Art. 1er. Il faut qu’un mouchard soit bête, parce qu’un homme d’esprit ajoute toujours quelque chose dans ses rapports.

2. Qu’il soit sans pitié, parce que son père peut être républicain.

3. Qu’il soit discret, parce qu’il connaît toutes les bévues administratives.

4. Il devra boire comme un Suisse, mais garder le sang-froid d’un Italien. In vino veritas.

5. Il est de toute nécessité qu’il soit lâche: car la peur donne des jambes, et un poltron est moins exposé qu’un autre à laisser saisir sur lui sa carte d’électeur.

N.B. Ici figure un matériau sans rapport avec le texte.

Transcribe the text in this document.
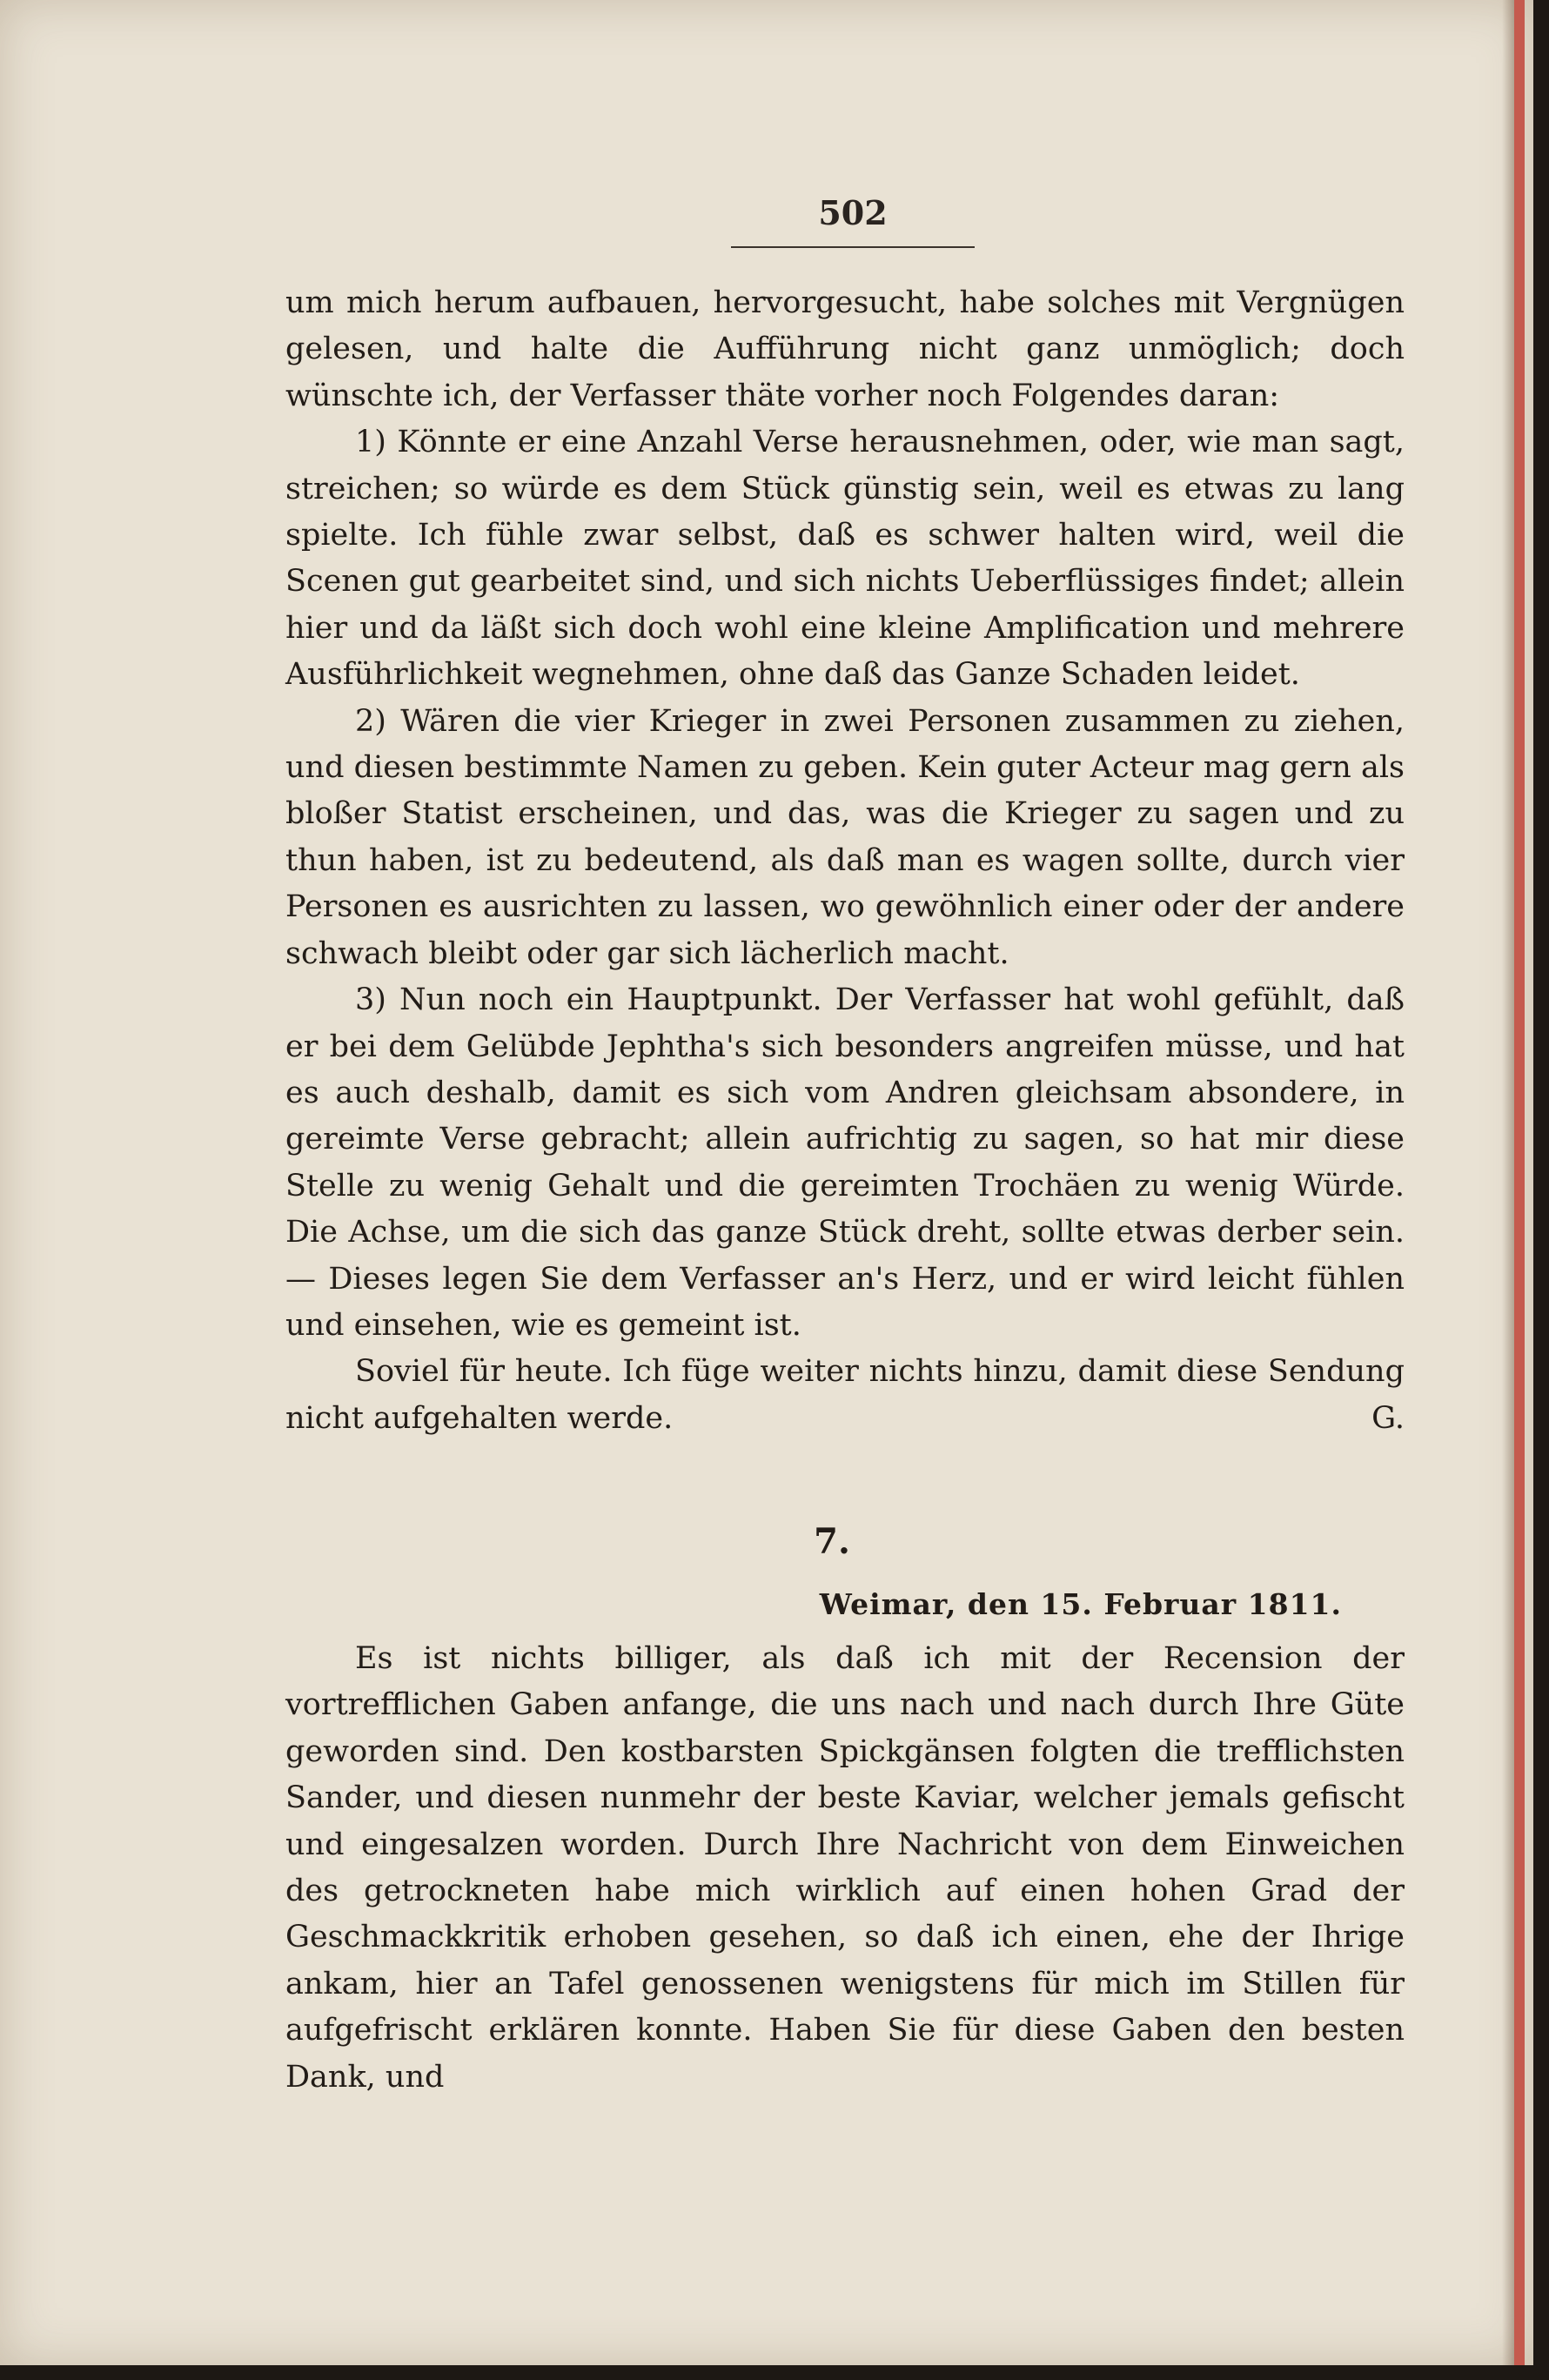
502

um mich herum aufbauen, hervorgesucht, habe solches mit Vergnügen gelesen, und halte die Aufführung nicht ganz unmöglich; doch wünschte ich, der Verfasser thäte vorher noch Folgendes daran:

1) Könnte er eine Anzahl Verse herausnehmen, oder, wie man sagt, streichen; so würde es dem Stück günstig sein, weil es etwas zu lang spielte. Ich fühle zwar selbst, daß es schwer halten wird, weil die Scenen gut gearbeitet sind, und sich nichts Ueberflüssiges findet; allein hier und da läßt sich doch wohl eine kleine Amplification und mehrere Ausführlichkeit wegnehmen, ohne daß das Ganze Schaden leidet.

2) Wären die vier Krieger in zwei Personen zusammen zu ziehen, und diesen bestimmte Namen zu geben. Kein guter Acteur mag gern als bloßer Statist erscheinen, und das, was die Krieger zu sagen und zu thun haben, ist zu bedeutend, als daß man es wagen sollte, durch vier Personen es ausrichten zu lassen, wo gewöhnlich einer oder der andere schwach bleibt oder gar sich lächerlich macht.

3) Nun noch ein Hauptpunkt. Der Verfasser hat wohl gefühlt, daß er bei dem Gelübde Jephtha's sich besonders angreifen müsse, und hat es auch deshalb, damit es sich vom Andren gleichsam absondere, in gereimte Verse gebracht; allein aufrichtig zu sagen, so hat mir diese Stelle zu wenig Gehalt und die gereimten Trochäen zu wenig Würde. Die Achse, um die sich das ganze Stück dreht, sollte etwas derber sein. — Dieses legen Sie dem Verfasser an's Herz, und er wird leicht fühlen und einsehen, wie es gemeint ist.

Soviel für heute. Ich füge weiter nichts hinzu, damit diese Sendung nicht aufgehalten werde.	G.

7.
Weimar, den 15. Februar 1811.

Es ist nichts billiger, als daß ich mit der Recension der vortrefflichen Gaben anfange, die uns nach und nach durch Ihre Güte geworden sind. Den kostbarsten Spickgänsen folgten die trefflichsten Sander, und diesen nunmehr der beste Kaviar, welcher jemals gefischt und eingesalzen worden. Durch Ihre Nachricht von dem Einweichen des getrockneten habe mich wirklich auf einen hohen Grad der Geschmackkritik erhoben gesehen, so daß ich einen, ehe der Ihrige ankam, hier an Tafel genossenen wenigstens für mich im Stillen für aufgefrischt erklären konnte. Haben Sie für diese Gaben den besten Dank, und
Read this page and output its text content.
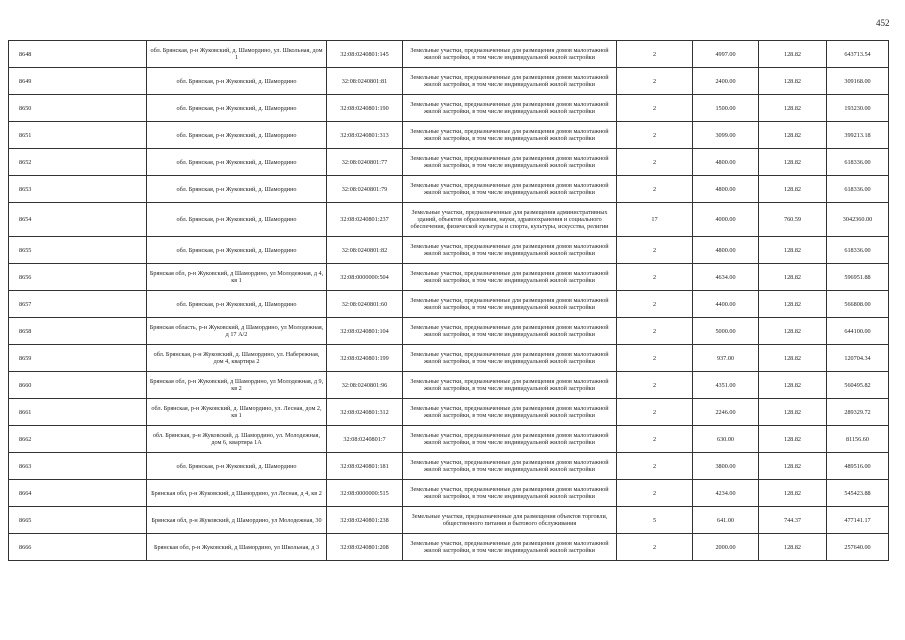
452
8648	обл. Брянская, р-н Жуковский, д. Шамордино, ул. Школьная, дом 1	32:08:0240801:145	Земельные участки, предназначенные для размещения домов малоэтажной жилой застройки, в том числе индивидуальной жилой застройки	2	4997.00	128.82	643713.54
8649	обл. Брянская, р-н Жуковский, д. Шамордино	32:08:0240801:81	Земельные участки, предназначенные для размещения домов малоэтажной жилой застройки, в том числе индивидуальной жилой застройки	2	2400.00	128.82	309168.00
8650	обл. Брянская, р-н Жуковский, д. Шамордино	32:08:0240801:190	Земельные участки, предназначенные для размещения домов малоэтажной жилой застройки, в том числе индивидуальной жилой застройки	2	1500.00	128.82	193230.00
8651	обл. Брянская, р-н Жуковский, д. Шамордино	32:08:0240801:313	Земельные участки, предназначенные для размещения домов малоэтажной жилой застройки, в том числе индивидуальной жилой застройки	2	3099.00	128.82	399213.18
8652	обл. Брянская, р-н Жуковский, д. Шамордино	32:08:0240801:77	Земельные участки, предназначенные для размещения домов малоэтажной жилой застройки, в том числе индивидуальной жилой застройки	2	4800.00	128.82	618336.00
8653	обл. Брянская, р-н Жуковский, д. Шамордино	32:08:0240801:79	Земельные участки, предназначенные для размещения домов малоэтажной жилой застройки, в том числе индивидуальной жилой застройки	2	4800.00	128.82	618336.00
8654	обл. Брянская, р-н Жуковский, д. Шамордино	32:08:0240801:237	Земельные участки, предназначенные для размещения административных зданий, объектов образования, науки, здравоохранения и социального обеспечения, физической культуры и спорта, культуры, искусства, религии	17	4000.00	760.59	3042360.00
8655	обл. Брянская, р-н Жуковский, д. Шамордино	32:08:0240801:82	Земельные участки, предназначенные для размещения домов малоэтажной жилой застройки, в том числе индивидуальной жилой застройки	2	4800.00	128.82	618336.00
8656	Брянская обл, р-н Жуковский, д Шамордино, ул Молодежная, д 4, кв 1	32:08:0000000:504	Земельные участки, предназначенные для размещения домов малоэтажной жилой застройки, в том числе индивидуальной жилой застройки	2	4634.00	128.82	596951.88
8657	обл. Брянская, р-н Жуковский, д. Шамордино	32:08:0240801:60	Земельные участки, предназначенные для размещения домов малоэтажной жилой застройки, в том числе индивидуальной жилой застройки	2	4400.00	128.82	566808.00
8658	Брянская область, р-н Жуковский, д Шамордино, ул Молодежная, д 17 А/2	32:08:0240801:104	Земельные участки, предназначенные для размещения домов малоэтажной жилой застройки, в том числе индивидуальной жилой застройки	2	5000.00	128.82	644100.00
8659	обл. Брянская, р-н Жуковский, д. Шамордино, ул. Набережная, дом 4, квартира 2	32:08:0240801:199	Земельные участки, предназначенные для размещения домов малоэтажной жилой застройки, в том числе индивидуальной жилой застройки	2	937.00	128.82	120704.34
8660	Брянская обл, р-н Жуковский, д Шамордино, ул Молодежная, д 9, кв 2	32:08:0240801:96	Земельные участки, предназначенные для размещения домов малоэтажной жилой застройки, в том числе индивидуальной жилой застройки	2	4351.00	128.82	560495.82
8661	обл. Брянская, р-н Жуковский, д. Шамордино, ул. Лесная, дом 2, кв 1	32:08:0240801:312	Земельные участки, предназначенные для размещения домов малоэтажной жилой застройки, в том числе индивидуальной жилой застройки	2	2246.00	128.82	289329.72
8662	обл. Брянская, р-н Жуковский, д. Шамордино, ул. Молодежная, дом 6, квартира 1А	32:08:0240801:7	Земельные участки, предназначенные для размещения домов малоэтажной жилой застройки, в том числе индивидуальной жилой застройки	2	630.00	128.82	81156.60
8663	обл. Брянская, р-н Жуковский, д. Шамордино	32:08:0240801:181	Земельные участки, предназначенные для размещения домов малоэтажной жилой застройки, в том числе индивидуальной жилой застройки	2	3800.00	128.82	489516.00
8664	Брянская обл, р-н Жуковский, д Шамордино, ул Лесная, д 4, кв 2	32:08:0000000:515	Земельные участки, предназначенные для размещения домов малоэтажной жилой застройки, в том числе индивидуальной жилой застройки	2	4234.00	128.82	545423.88
8665	Брянская обл, р-н Жуковский, д Шамордино, ул Молодежная, 30	32:08:0240801:238	Земельные участки, предназначенные для размещения объектов торговли, общественного питания и бытового обслуживания	5	641.00	744.37	477141.17
8666	Брянская обл, р-н Жуковский, д Шамордино, ул Школьная, д 3	32:08:0240801:208	Земельные участки, предназначенные для размещения домов малоэтажной жилой застройки, в том числе индивидуальной жилой застройки	2	2000.00	128.82	257640.00
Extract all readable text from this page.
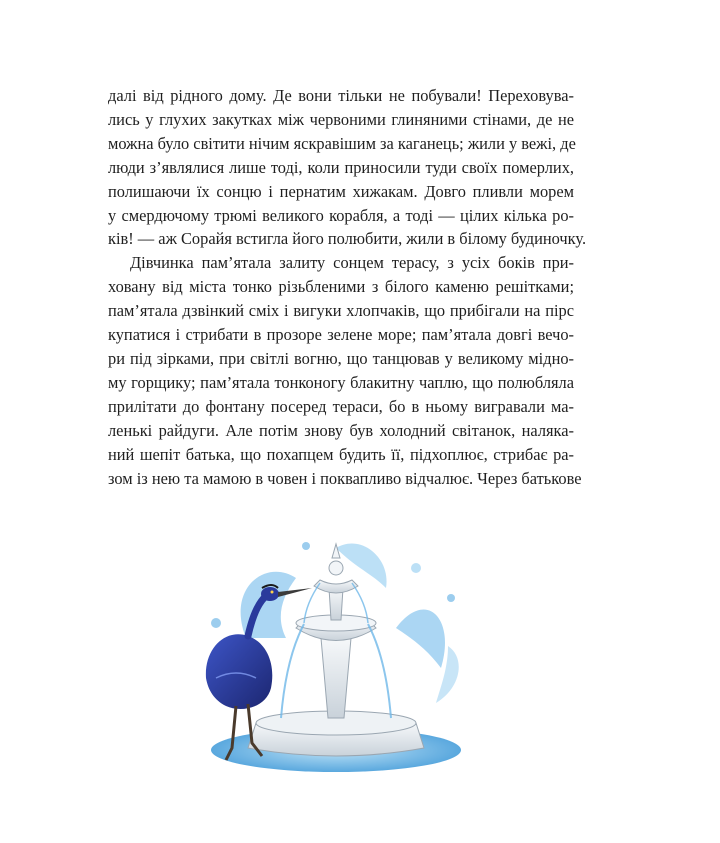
далі від рідного дому. Де вони тільки не побували! Переховува-
лись у глухих закутках між червоними глиняними стінами, де не
можна було світити нічим яскравішим за каганець; жили у вежі, де
люди з’являлися лише тоді, коли приносили туди своїх померлих,
полишаючи їх сонцю і пернатим хижакам. Довго пливли морем
у смердючому трюмі великого корабля, а тоді — цілих кілька ро-
ків! — аж Сорайя встигла його полюбити, жили в білому будиночку.
Дівчинка пам’ятала залиту сонцем терасу, з усіх боків при-
ховану від міста тонко різьбленими з білого каменю решітками;
пам’ятала дзвінкий сміх і вигуки хлопчаків, що прибігали на пірс
купатися і стрибати в прозоре зелене море; пам’ятала довгі вечо-
ри під зірками, при світлі вогню, що танцював у великому мідно-
му горщику; пам’ятала тонконогу блакитну чаплю, що полюбляла
прилітати до фонтану посеред тераси, бо в ньому вигравали ма-
ленькі райдуги. Але потім знову був холодний світанок, наляка-
ний шепіт батька, що похапцем будить її, підхоплює, стрибає ра-
зом із нею та мамою в човен і поквапливо відчалює. Через батькове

6. Il importe qu’il n’ait pas de religion, pour mieux surveiller la conduite des impies dans les églises.

7. Il est de rigueur qu’il soit escroc, pour ne pas faire rougir ses camarades. Il ne serait pas mal qu’il sortît du bagne.

8. Il lui est enjoint de ne pas faire de cuirs dans un salon et de ne parler que l’argot dans un cabaret.

9. Ses oreilles doivent être aussi étendues que l’esprit de César, pour entendre de quatre côtés à la fois.

10. Son omoplate doit être revêtue d’une épiderme fortement trempée, parce que les cuirasses de papier gris sont chères: l’administration a renoncé à en fournir.

11. On exigera des certificats authentiques d’une campagne sous le fameux Lebon, de trois ans de service sous Savary, et une attestation en règle de sa présence à Nîmes en 1815.

12. Il ne peut être affilié à aucune congrégation, parce que son temps est trop précieux.

Nota. S’il a toutes les qualités requises, il sera reçu à cinquante sous par jour. On lui paiera les coups de bâton à part et à la douzaine, et il aura des gratifications pour les avaries.